Patton's deed to Jordan contained the following clause: "And further, that the street now opened up through to the college land, thirty-three feet wide, shall be kept open." The defendants admitted that this street runs from the gate in the south line of the J. P. Jordan lot, as shown on the map, north. *Page 333

The plaintiffs withdrew their claim to have the title declared to be in them of the said streets, and only insisted upon their right to have the gates and other obstructions removed from said street, (410) and for judgment for damages assessed by the jury.

The court, being of the opinion that the defendants had no right to erect gates and fences across said streets, gave judgment accordingly. Defendants excepted.

1. Because the reservations were for Patton's life only, and did not inure to the benefit of his heirs.

2. That, by the deeds, title to the soil passed to the defendants, and the reservations in the deeds gave to plaintiffs and those claiming under them only an easement, and that the defendants had the right to fence across the streets, so long as they kept a gate ten feet wide, through which plaintiffs might pass at pleasure. It was admitted that the plaintiffs could pass through gates from their house to K on the map, but the street from K to C was obstructed so they could not pass.

3. That Patton had not shown a possession sufficiently long to give him title to the land, taking the facts as admitted to be true, and that defendants were not estopped to deny his title by reason of their claim of title through him.

There was a judgment for the plaintiffs, from which the defendants appealed. It is conceded that the deed from King to M. M. Patton included the streets obstructed by the defendants, and the effect of the admission of the defendants in regard to the judgment is to present the single question, Did the defendants have the right to obstruct the streets in the manner set out?

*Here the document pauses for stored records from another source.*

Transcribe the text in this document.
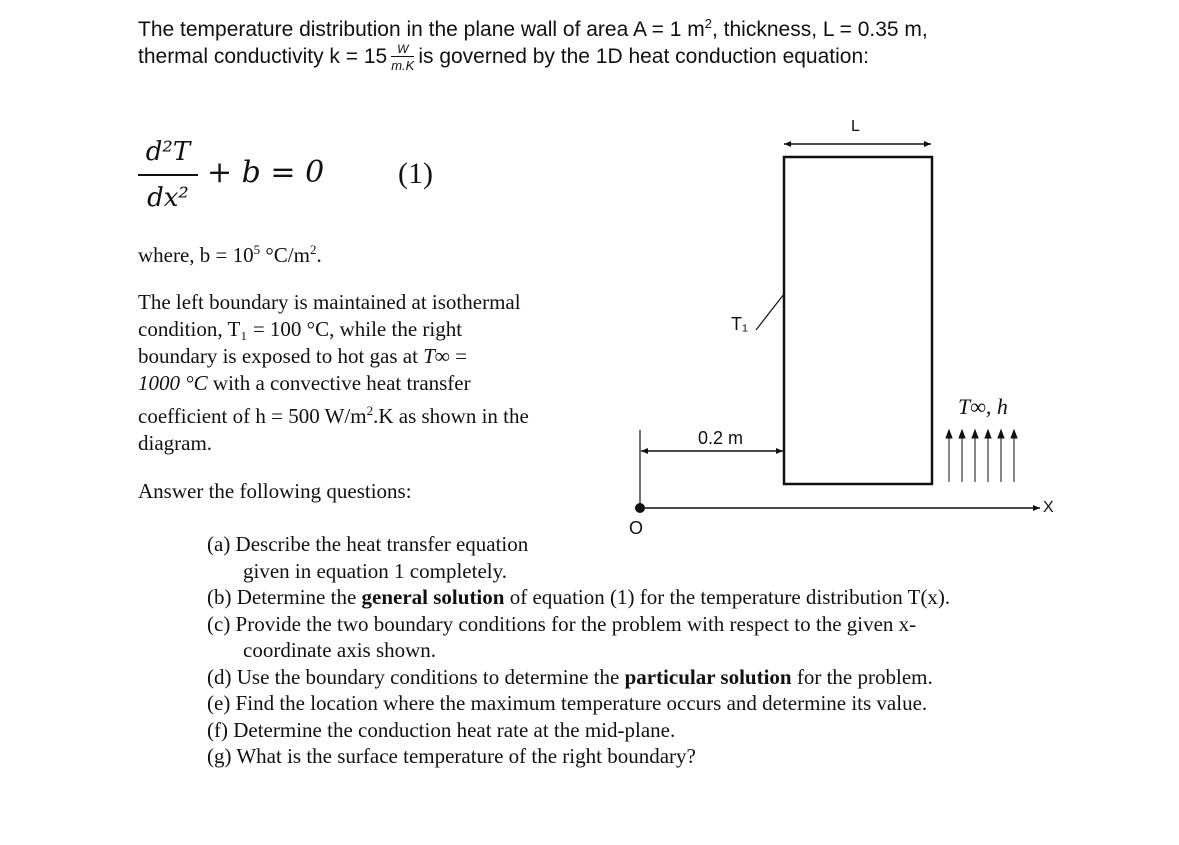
The temperature distribution in the plane wall of area A = 1 $m^2$, thickness, L = 0.35 m,
thermal conductivity $k = 15 \frac{W}{m.K}$ is governed by the 1D heat conduction equation:
d²T
dx²
+ b = 0 (1)
where, $b = 10^5$ $^\circ C/m^2$.
The left boundary is maintained at isothermal
condition, T₁ = 100 °C, while the right
boundary is exposed to hot gas at T∞ =
1000 °C with a convective heat transfer
coefficient of h = 500 $W/m^2.K$ as shown in the
diagram.
Answer the following questions:
L
T₁
0.2 m
T∞, h
O
X
(a) Describe the heat transfer equation
given in equation 1 completely.
(b) Determine the general solution of equation (1) for the temperature distribution T(x).
(c) Provide the two boundary conditions for the problem with respect to the given x-
coordinate axis shown.
(d) Use the boundary conditions to determine the particular solution for the problem.
(e) Find the location where the maximum temperature occurs and determine its value.
(f) Determine the conduction heat rate at the mid-plane.
(g) What is the surface temperature of the right boundary?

The title being originally in M. M. Patton, through whom the plaintiffs claim, what was the effect of the reservation in the (411) deed from him to M. Bowen? Conceding, as insisted by the defendants, that the deed conveyed the title to the soil, and that the reservation was only of an easement, the title to it is in the plaintiffs, who have been in possession since the death of Patton. Merrimon v.Russell, 2 Jones Eq., 470; Hays v. Askew, 5 Jones, 63.

The reservation is not vague and uncertain, as was the case in Waugh v.Richardson, 8 Ired., 471, and McCormick v. Monroe, 1 Jones, 13, relied on by defendants. In those cases the exceptions in the deeds were *Page 334 held to be inoperative and void, because so vague and uncertain that no effect could be given to them.

The case of Fisher v. Mining Co., 97 N.C. 95, cited by counsel, has no application. In that case the plaintiffs failed to show title in themselves or in those through whom they claimed title to the excepted minerals.

In the case before us, it does appear that the title and rights to the easements reserved was in M. M. Patton, and in the plaintiffs who claim under him.

The plaintiffs abandoned all claim to title in the land, and only insist upon their right to the unobstructed use of the street reserved.

It is shown that there has been no abandonment or nonuser of the street, and there is no claim of title to the soil by length of possession or otherwise.

The plaintiffs have shown title to the easement reserved, and we think the obstructions admitted to have been made were invasions of their right. A street with gates or fences across it is not what was reserved, but a full and unobstructed "33 feet for a street."

Affirmed.

Cited: Ruffin v. R. R., 151 N.C. 335.